The circumstances and inconsistencies relied upon by respondent are as follows: The stairway leading to Fremont Street from the night club was not a part of the demised premises, the lease having only included ‘the exclusive right to the use of the elevators.’ The substantial improvements on the second floor made by the tenant were obviously recent and were peculiarly adapted to the use and operation of the night club on the third floor. It would seem unlikely that these improvements costing $10,000 would have been installed when at any time the landlord could have recaptured the second floor for not more than one-third of $550 per month. Clause 3 is so worded that the trial court in its opinion held that a reading of it alone was sufficient to make it the duty of appellant to make an inquiry to find out if the option had been exercised or waived. The amount of rent to be paid by the landlord upon recapture of the second floor was uncertain, the lease providing it was not to be ‘in excess of one-third’ of $550 per month. This was an additional circumstances which should have excited inquiry as to whether an exact amount had been agreed upon.

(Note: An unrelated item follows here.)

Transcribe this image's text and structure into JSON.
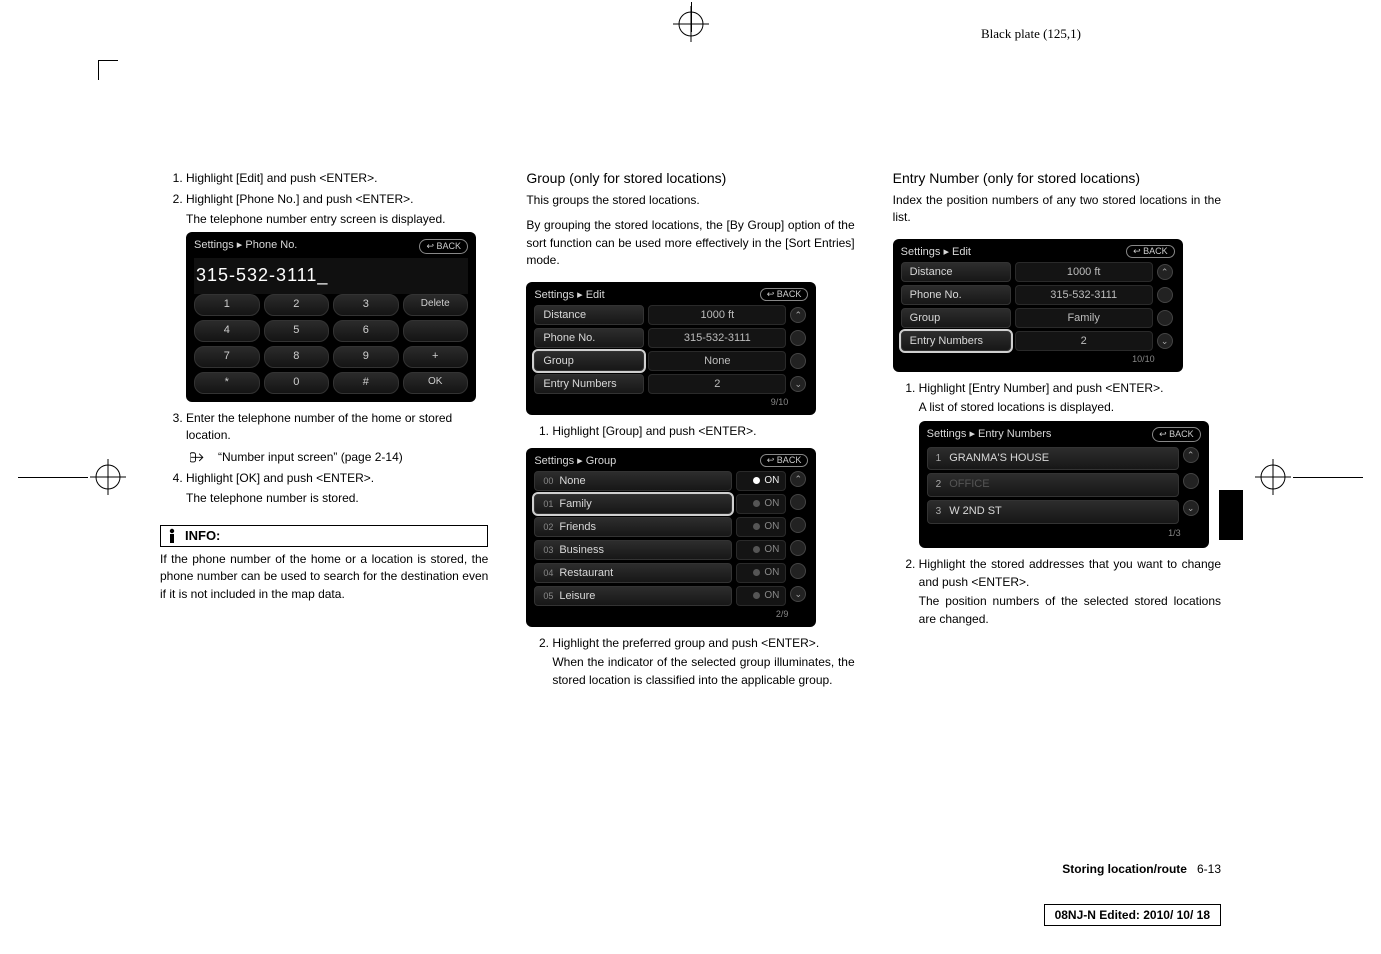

For the foregoing reasons we believe that the trial court was correct in holding that there were sufficient circumstances and inconsistencies between the apparent possession of the tenant and the terms of the recorded lease to put upon the purchaser the duty of making a reasonable inquiry as to rights of the tenant not included in the lease.
Estoppel arising from the recordation of the lease is not available to appellant because his reliance upon the recorded lease alone was unreasonable. In other words, he had no right to so rely. ‘To warrant reliance, a representation must be such as would induce a reasonable man to act upon it.’ 10 Cal.Jur. 637–638.
This case was submitted to the trial court on a stipulation as to the facts and contained the following provision: ‘That the court has, at the request of both parties and in their presence, examined the demised premises as an aid to draw his conclusions from the evidence to be considered by him in his determination of this matter.’ (Emphasis added.) Because of the wording we believe that the viewing of the premises did not constitute additional or independent evidence but merely permitted the trial court to better understand the evidence contained in the stipulated statement of facts.
The judgment is affirmed.
AGEE, Justice pro tem.
PETERS, P. J., and BRAY, J., concur.